Полученный мною при помощи Главного механика ББК, политзаключенного Боролина, алюминиевый голый провод мы подвесили на фидере управления ОЛП «Пушсовхоз» взамен железной проволоки диаметром 7 мм. Эта проволока была установлена на столбы вопреки электротехническим правилам, не допускающим использования железа на низковольтных сетях вследствие большого удельного сопротивления железа и значительного его удельного веса. Совокупность этих двух особенностей железа не позволяет увеличению сечения до нужного эквивалента меди по проводимости. 7 мм железная проволока вызывала большое падение напряжения на фидере при полной загрузке и электролампы в управлении светились красным светом, почти в полнакала. Замена железной проволоки алюминиевым проводом значительно улучшило освещенность управления.

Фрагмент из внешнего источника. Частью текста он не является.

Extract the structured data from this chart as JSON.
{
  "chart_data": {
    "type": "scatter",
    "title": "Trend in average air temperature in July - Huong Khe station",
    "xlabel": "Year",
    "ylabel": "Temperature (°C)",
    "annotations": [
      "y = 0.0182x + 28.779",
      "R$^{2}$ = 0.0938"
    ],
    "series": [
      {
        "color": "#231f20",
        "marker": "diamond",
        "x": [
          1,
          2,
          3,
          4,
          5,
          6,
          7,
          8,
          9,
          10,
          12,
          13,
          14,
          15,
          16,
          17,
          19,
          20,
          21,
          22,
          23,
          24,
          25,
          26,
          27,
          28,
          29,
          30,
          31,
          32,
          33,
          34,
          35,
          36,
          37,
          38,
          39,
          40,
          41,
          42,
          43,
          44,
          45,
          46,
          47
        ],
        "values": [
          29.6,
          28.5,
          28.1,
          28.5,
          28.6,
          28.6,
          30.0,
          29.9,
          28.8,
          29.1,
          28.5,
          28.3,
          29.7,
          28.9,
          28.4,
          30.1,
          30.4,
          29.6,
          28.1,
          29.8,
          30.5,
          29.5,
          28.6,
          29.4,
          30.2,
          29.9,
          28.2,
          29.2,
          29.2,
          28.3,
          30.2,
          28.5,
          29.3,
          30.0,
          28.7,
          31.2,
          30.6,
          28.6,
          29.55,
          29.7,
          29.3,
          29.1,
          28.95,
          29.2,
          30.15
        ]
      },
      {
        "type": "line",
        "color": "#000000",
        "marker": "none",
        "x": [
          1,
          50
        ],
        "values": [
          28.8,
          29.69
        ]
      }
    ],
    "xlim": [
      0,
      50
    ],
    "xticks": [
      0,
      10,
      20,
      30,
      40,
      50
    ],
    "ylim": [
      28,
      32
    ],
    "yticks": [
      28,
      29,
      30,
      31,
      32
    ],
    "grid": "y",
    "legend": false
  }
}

По приезде в Пушсовхоз я обратил внимание на схлестывания проводов в воздушной сети даже при незначительном ветре, вследствие большого провеса проводов между столбами. Схлестывание проводов вызывало короткое замыкание на линиях, а вследствие неисправности воздушных предохранителей на распределительном щите на электростанции и целые группы домов и строений погружались в темноту, так как обесточивались фидеры. Перетяжка пролетов воздушной электросети и приведение к норме воздушных предохранителей с добавлением их на каждое ответвление устранили эти ненормальности и привели к почти бесперебойному снабжению электроэнергией всех абонентов электростанции. Остальной ремонт электросети состоял в смене столбов, изоляторов, крючьев.

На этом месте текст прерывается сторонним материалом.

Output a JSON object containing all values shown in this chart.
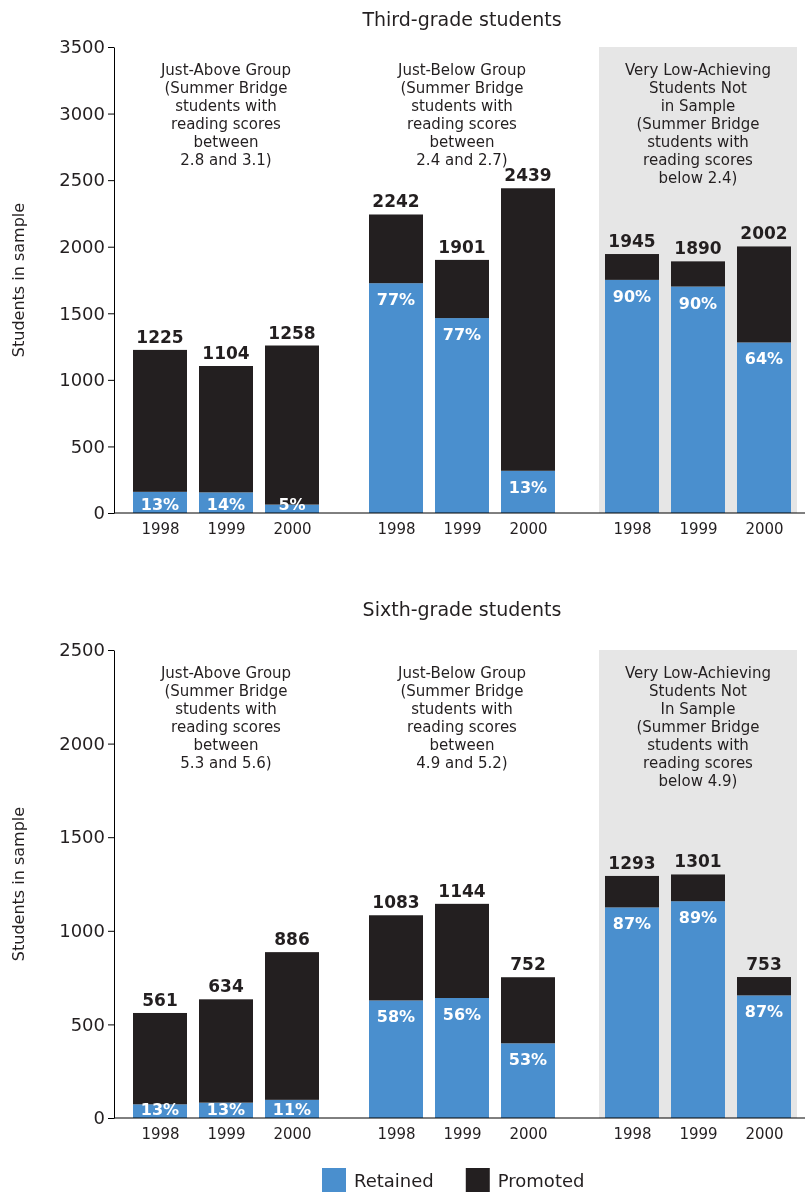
{
  "chart_data": [
    {
      "type": "bar",
      "subtitle": "Just-Above Group\n(Summer Bridge\nstudents with\nreading scores\nbetween\n2.8 and 3.1)",
      "ylabel": "Students in sample",
      "stacked": true,
      "categories": [
        "1998",
        "1999",
        "2000"
      ],
      "series": [
        {
          "color": "#4a8fce",
          "values": [
            159,
            155,
            63
          ]
        },
        {
          "color": "#231f20",
          "values": [
            1066,
            949,
            1195
          ]
        }
      ],
      "totals": [
        "1225",
        "1104",
        "1258"
      ],
      "annotations": [
        {
          "text": "13%",
          "x": "1998",
          "y": 159
        },
        {
          "text": "14%",
          "x": "1999",
          "y": 155
        },
        {
          "text": "5%",
          "x": "2000",
          "y": 63
        }
      ],
      "ylim": [
        0,
        3500
      ],
      "yticks": [
        0,
        500,
        1000,
        1500,
        2000,
        2500,
        3000,
        3500
      ]
    },
    {
      "type": "bar",
      "title": "Third-grade students",
      "subtitle": "Just-Below Group\n(Summer Bridge\nstudents with\nreading scores\nbetween\n2.4 and 2.7)",
      "stacked": true,
      "tick_labels": "x",
      "categories": [
        "1998",
        "1999",
        "2000"
      ],
      "series": [
        {
          "color": "#4a8fce",
          "values": [
            1726,
            1464,
            317
          ]
        },
        {
          "color": "#231f20",
          "values": [
            516,
            437,
            2122
          ]
        }
      ],
      "totals": [
        "2242",
        "1901",
        "2439"
      ],
      "annotations": [
        {
          "text": "77%",
          "x": "1998",
          "y": 1726
        },
        {
          "text": "77%",
          "x": "1999",
          "y": 1464
        },
        {
          "text": "13%",
          "x": "2000",
          "y": 317
        }
      ],
      "ylim": [
        0,
        3500
      ]
    },
    {
      "type": "bar",
      "subtitle": "Very Low-Achieving\nStudents Not\nin Sample\n(Summer Bridge\nstudents with\nreading scores\nbelow 2.4)",
      "stacked": true,
      "tick_labels": "x",
      "categories": [
        "1998",
        "1999",
        "2000"
      ],
      "series": [
        {
          "color": "#4a8fce",
          "values": [
            1751,
            1701,
            1281
          ]
        },
        {
          "color": "#231f20",
          "values": [
            194,
            189,
            721
          ]
        }
      ],
      "totals": [
        "1945",
        "1890",
        "2002"
      ],
      "annotations": [
        {
          "text": "90%",
          "x": "1998",
          "y": 1751
        },
        {
          "text": "90%",
          "x": "1999",
          "y": 1701
        },
        {
          "text": "64%",
          "x": "2000",
          "y": 1281
        }
      ],
      "bands": [
        {
          "axis": "x",
          "from": "1998",
          "to": "2000",
          "color": "#e6e6e6"
        }
      ],
      "ylim": [
        0,
        3500
      ]
    },
    {
      "type": "bar",
      "subtitle": "Just-Above Group\n(Summer Bridge\nstudents with\nreading scores\nbetween\n5.3 and 5.6)",
      "ylabel": "Students in sample",
      "stacked": true,
      "categories": [
        "1998",
        "1999",
        "2000"
      ],
      "series": [
        {
          "color": "#4a8fce",
          "values": [
            73,
            82,
            97
          ]
        },
        {
          "color": "#231f20",
          "values": [
            488,
            552,
            789
          ]
        }
      ],
      "totals": [
        "561",
        "634",
        "886"
      ],
      "annotations": [
        {
          "text": "13%",
          "x": "1998",
          "y": 73
        },
        {
          "text": "13%",
          "x": "1999",
          "y": 82
        },
        {
          "text": "11%",
          "x": "2000",
          "y": 97
        }
      ],
      "ylim": [
        0,
        2500
      ],
      "yticks": [
        0,
        500,
        1000,
        1500,
        2000,
        2500
      ]
    },
    {
      "type": "bar",
      "title": "Sixth-grade students",
      "subtitle": "Just-Below Group\n(Summer Bridge\nstudents with\nreading scores\nbetween\n4.9 and 5.2)",
      "stacked": true,
      "tick_labels": "x",
      "categories": [
        "1998",
        "1999",
        "2000"
      ],
      "series": [
        {
          "color": "#4a8fce",
          "values": [
            628,
            641,
            399
          ]
        },
        {
          "color": "#231f20",
          "values": [
            455,
            503,
            353
          ]
        }
      ],
      "totals": [
        "1083",
        "1144",
        "752"
      ],
      "annotations": [
        {
          "text": "58%",
          "x": "1998",
          "y": 628
        },
        {
          "text": "56%",
          "x": "1999",
          "y": 641
        },
        {
          "text": "53%",
          "x": "2000",
          "y": 399
        }
      ],
      "ylim": [
        0,
        2500
      ]
    },
    {
      "type": "bar",
      "subtitle": "Very Low-Achieving\nStudents Not\nIn Sample\n(Summer Bridge\nstudents with\nreading scores\nbelow 4.9)",
      "stacked": true,
      "tick_labels": "x",
      "legend": "bottom",
      "categories": [
        "1998",
        "1999",
        "2000"
      ],
      "series": [
        {
          "name": "Retained",
          "color": "#4a8fce",
          "values": [
            1125,
            1158,
            655
          ]
        },
        {
          "name": "Promoted",
          "color": "#231f20",
          "values": [
            168,
            143,
            98
          ]
        }
      ],
      "totals": [
        "1293",
        "1301",
        "753"
      ],
      "annotations": [
        {
          "text": "87%",
          "x": "1998",
          "y": 1125
        },
        {
          "text": "89%",
          "x": "1999",
          "y": 1158
        },
        {
          "text": "87%",
          "x": "2000",
          "y": 655
        }
      ],
      "bands": [
        {
          "axis": "x",
          "from": "1998",
          "to": "2000",
          "color": "#e6e6e6"
        }
      ],
      "ylim": [
        0,
        2500
      ]
    }
  ]
}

Алюминиевый провод, который был лишь заменителем медного, ставшего дефицитным в первые пятилетки индустриализации страны, имел свои отрицательные свойства: большой температурный коэффициент удлинения и малое сопротивление на разрыв. По сути алюминиевый провод не был пригоден неизолированным для воздушных сетей, но за неимением другого монтажники его подвешивали на столбы, а эксплуатационники после этого с ним мучились. В жаркую погоду стрела провеса между столбами настолько увеличивалась, что при ветре провода схлестывались и давали замыкание на линии. В сильный мороз провода натягивались от сокращения и, лопаясь, давали на линии обрыв. Я чересчур возгордился новым управленческим фидером из алюминия и поплатился за это обмораживанием лица в одну студеную февральскую ночь, когда мороз достигал 48* Цельсия.

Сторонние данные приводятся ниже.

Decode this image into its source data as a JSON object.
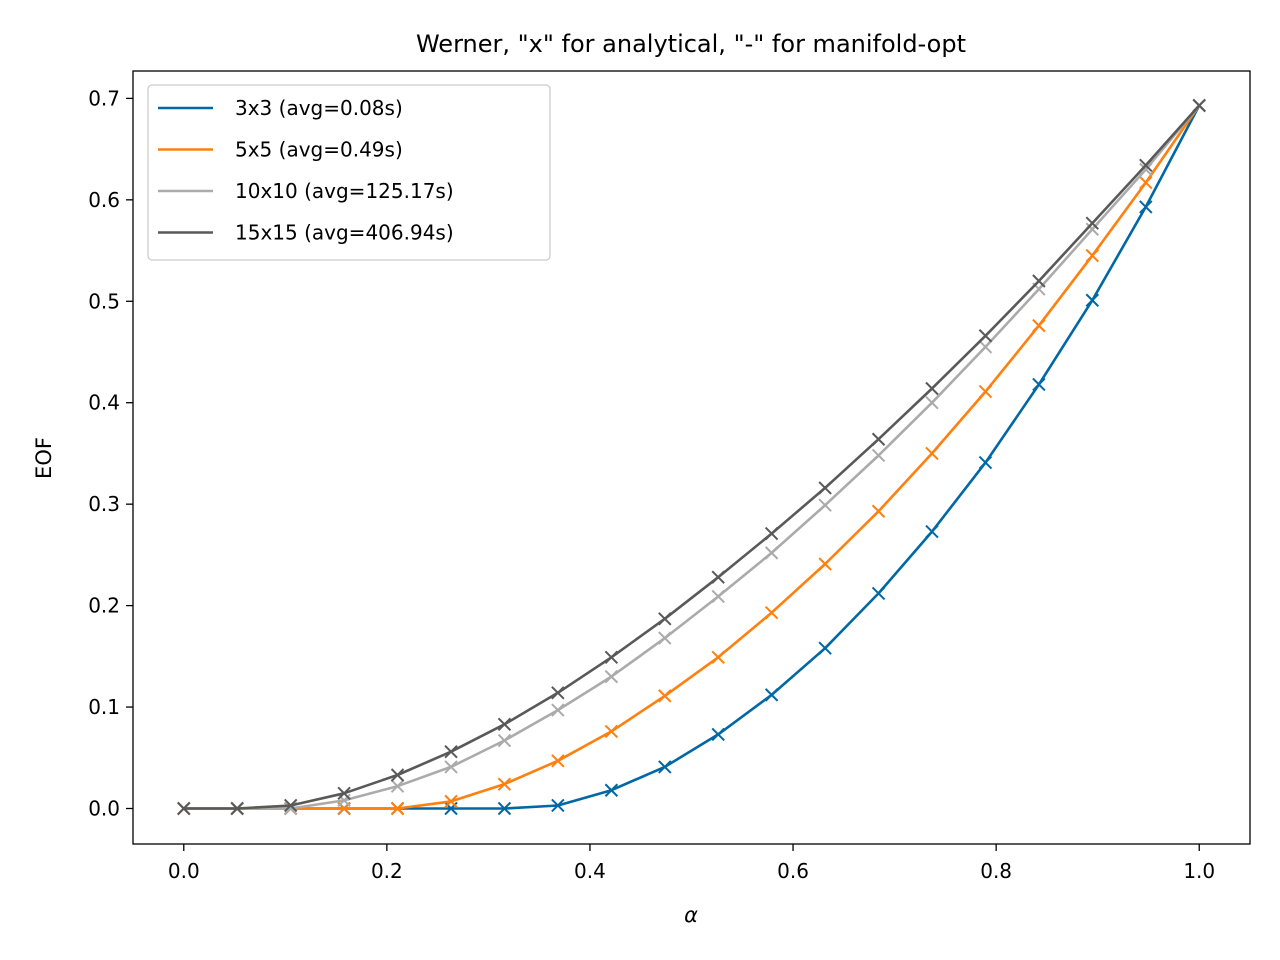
{
  "chart_data": {
    "type": "line",
    "title": "Werner, \"x\" for analytical, \"-\" for manifold-opt",
    "xlabel": "α",
    "ylabel": "EOF",
    "xlim": [
      -0.05,
      1.05
    ],
    "ylim": [
      -0.035,
      0.727
    ],
    "xticks": [
      0.0,
      0.2,
      0.4,
      0.6,
      0.8,
      1.0
    ],
    "xtick_labels": [
      "0.0",
      "0.2",
      "0.4",
      "0.6",
      "0.8",
      "1.0"
    ],
    "yticks": [
      0.0,
      0.1,
      0.2,
      0.3,
      0.4,
      0.5,
      0.6,
      0.7
    ],
    "ytick_labels": [
      "0.0",
      "0.1",
      "0.2",
      "0.3",
      "0.4",
      "0.5",
      "0.6",
      "0.7"
    ],
    "grid": false,
    "legend_position": "top-left",
    "x": [
      0.0,
      0.0526,
      0.1053,
      0.1579,
      0.2105,
      0.2632,
      0.3158,
      0.3684,
      0.4211,
      0.4737,
      0.5263,
      0.5789,
      0.6316,
      0.6842,
      0.7368,
      0.7895,
      0.8421,
      0.8947,
      0.9474,
      1.0
    ],
    "series": [
      {
        "name": "3x3 (avg=0.08s)",
        "color": "#0068a5",
        "marker": "x",
        "values": [
          0.0,
          0.0,
          0.0,
          0.0,
          0.0,
          0.0,
          0.0,
          0.003,
          0.018,
          0.041,
          0.073,
          0.112,
          0.158,
          0.212,
          0.273,
          0.341,
          0.418,
          0.501,
          0.593,
          0.693
        ]
      },
      {
        "name": "5x5 (avg=0.49s)",
        "color": "#ff800e",
        "marker": "x",
        "values": [
          0.0,
          0.0,
          0.0,
          0.0,
          0.0,
          0.007,
          0.024,
          0.047,
          0.076,
          0.111,
          0.149,
          0.193,
          0.241,
          0.293,
          0.35,
          0.411,
          0.476,
          0.545,
          0.617,
          0.693
        ]
      },
      {
        "name": "10x10 (avg=125.17s)",
        "color": "#ababab",
        "marker": "x",
        "values": [
          0.0,
          0.0,
          0.0,
          0.008,
          0.022,
          0.041,
          0.067,
          0.097,
          0.13,
          0.168,
          0.209,
          0.252,
          0.299,
          0.348,
          0.4,
          0.455,
          0.512,
          0.571,
          0.63,
          0.693
        ]
      },
      {
        "name": "15x15 (avg=406.94s)",
        "color": "#595959",
        "marker": "x",
        "values": [
          0.0,
          0.0,
          0.003,
          0.015,
          0.033,
          0.056,
          0.083,
          0.114,
          0.149,
          0.187,
          0.228,
          0.271,
          0.316,
          0.364,
          0.414,
          0.466,
          0.52,
          0.577,
          0.634,
          0.693
        ]
      }
    ]
  }
}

Дежурная по распределительному щиту электростанции, жена Морозова, доложила мне о коротком замыкании на фидере управления. Из управления уже несколько раз звонил дежурный по Отделению с требованием дать свет. Каждый раз при включении рубильника фидера на распредщите снова и снова горели предохранители. Предположение дежурной о замыкании на линии было совершенно правильным. Возможно я бы и уговорил ответственного дежурного по управлению обойтись керосиновой лампой до утра, но ночь была тревожная, в управление отделения «Пушсовхоз» с минуты на минуту могло нагрянуть высокое чекистское начальство из управления ББК, да еще с ордой следователей. В эту ночь загорелось и сгорело двухэтажное деревянное здание по соседству с Пушсовхозом на другой стороне Вой-губы. Губа по-местному назывался глубокий залив, которыми изрезано все северное побережье Онежского озера.




Здание служило базой пионерского лагеря для детей чекистов северных областей, а зимой служило домом увеселения с заключенными женщинами высшего чекистского начальства управления ББК. Пожар заметили из Пушсовхоза, когда пламя выбилось из-под крыши. Съехавшиеся пожарные команды Пушсовхоза, Повенецкого отделения и даже центральная с Медвежьей горы не смогли потушить пожар. Вода в шлангах замерзала, не доходя до брандспойтов на таком морозе. Коменданта Вой-губы заключенного-бытовика Жабоноса, имевшего трехлетний срок заключения, вытащили из огня в одном белье, также, как его лагерную супружницу заключенную уголовницу. Зимой в Вой-губе только эти двое и находились постоянно. В своих развратных похождениях чекисты хотели иметь как можно меньше свидетелей. Следствием была установлена причина пожара заключавшаяся в перекале дымоходов. Мороз был большой, Жабонос натопил печи пожарче, чтобы было теплее спать. Жабонос отделался довольно легко, получив лишь 3 года дополнительного срока. Будь на его месте политзаключенный, последнему приписали бы диверсионный акт - поджог, и он был бы, безусловно, расстрелян. Однако начальство, лишившись по вине Жабоноса увеселительного заведения, так обозлилось на бывшего коменданта, что помимо данного ему «довеска» загнало его еще и на штрафной лагпункт на лесоповал.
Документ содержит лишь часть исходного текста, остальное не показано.